Krypton has, understandably, been fairly undeveloped throughout the 72 years since Jerry Siegel and Joe Shuster created the Man of Steel – Sure, Superman discovered reasons to travel through time to visit his dead homeworld on a fairly regular basis in the Silver Age, but those stories made the planet look more like a slightly-more science fictional version of 1950s America than anything else. It wasn’t until the 1970s that creators started considering the planet as an alien culture, but even those few stories were swept away by 1986’s reboot for the character, which replaced the cosy, colorful Krypton of old with a purposefully “alien” world of unemotional, hairless scientists, clones and crystals that was quickly destroyed and rarely revisited. Since then, different writers and artists had used different versions of Superman’s home planet at different times, leaving the character’s (fictional) history in flux, and his origins in doubt: Was he Superman because of or in spite of the planet he came from?

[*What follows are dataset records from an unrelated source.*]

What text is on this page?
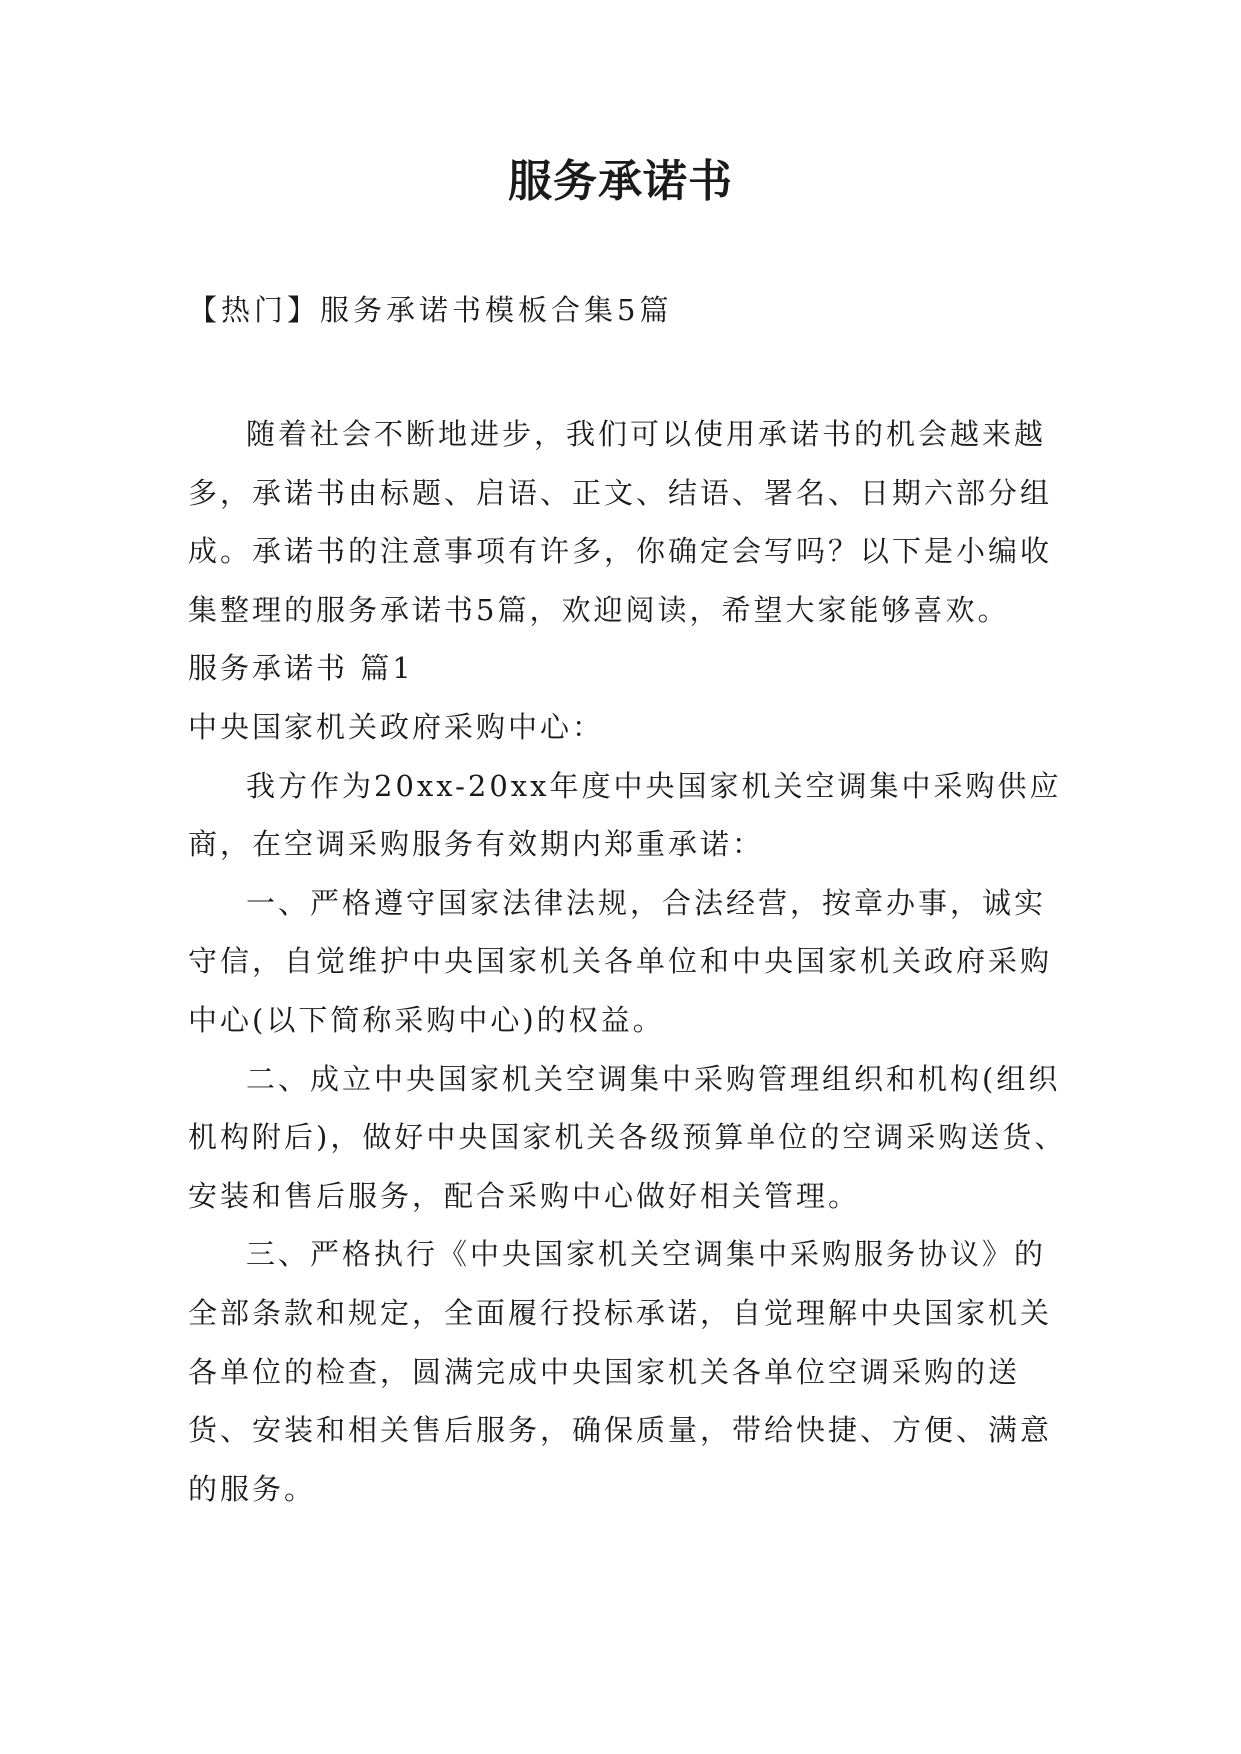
服务承诺书
【热门】服务承诺书模板合集5篇

随着社会不断地进步，我们可以使用承诺书的机会越来越多，承诺书由标题、启语、正文、结语、署名、日期六部分组成。承诺书的注意事项有许多，你确定会写吗？以下是小编收集整理的服务承诺书5篇，欢迎阅读，希望大家能够喜欢。

服务承诺书 篇1

中央国家机关政府采购中心：

我方作为20xx-20xx年度中央国家机关空调集中采购供应商，在空调采购服务有效期内郑重承诺：

一、严格遵守国家法律法规，合法经营，按章办事，诚实守信，自觉维护中央国家机关各单位和中央国家机关政府采购中心(以下简称采购中心)的权益。

二、成立中央国家机关空调集中采购管理组织和机构(组织机构附后)，做好中央国家机关各级预算单位的空调采购送货、安装和售后服务，配合采购中心做好相关管理。

三、严格执行《中央国家机关空调集中采购服务协议》的全部条款和规定，全面履行投标承诺，自觉理解中央国家机关各单位的检查，圆满完成中央国家机关各单位空调采购的送货、安装和相关售后服务，确保质量，带给快捷、方便、满意的服务。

The roots of this recent definition of what Krypton was, and is, comes from One Year Later, DC’s 2006 line-wide relaunch of its superhero comics in the wake of its popular Infinite Crisis series. As writer (and now DC Chief Creative Officer) Geoff Johns took over Superman’s flagship series Action Comics, he started laying the groundwork for a story that would run over the next few years, including multiple alien invasions, the origins of the Legion of Super-Heroes, and full-scale war between worlds. The fact that Krypton ended up finally making sense in the process was just the greatest kind of imaginary collateral damage.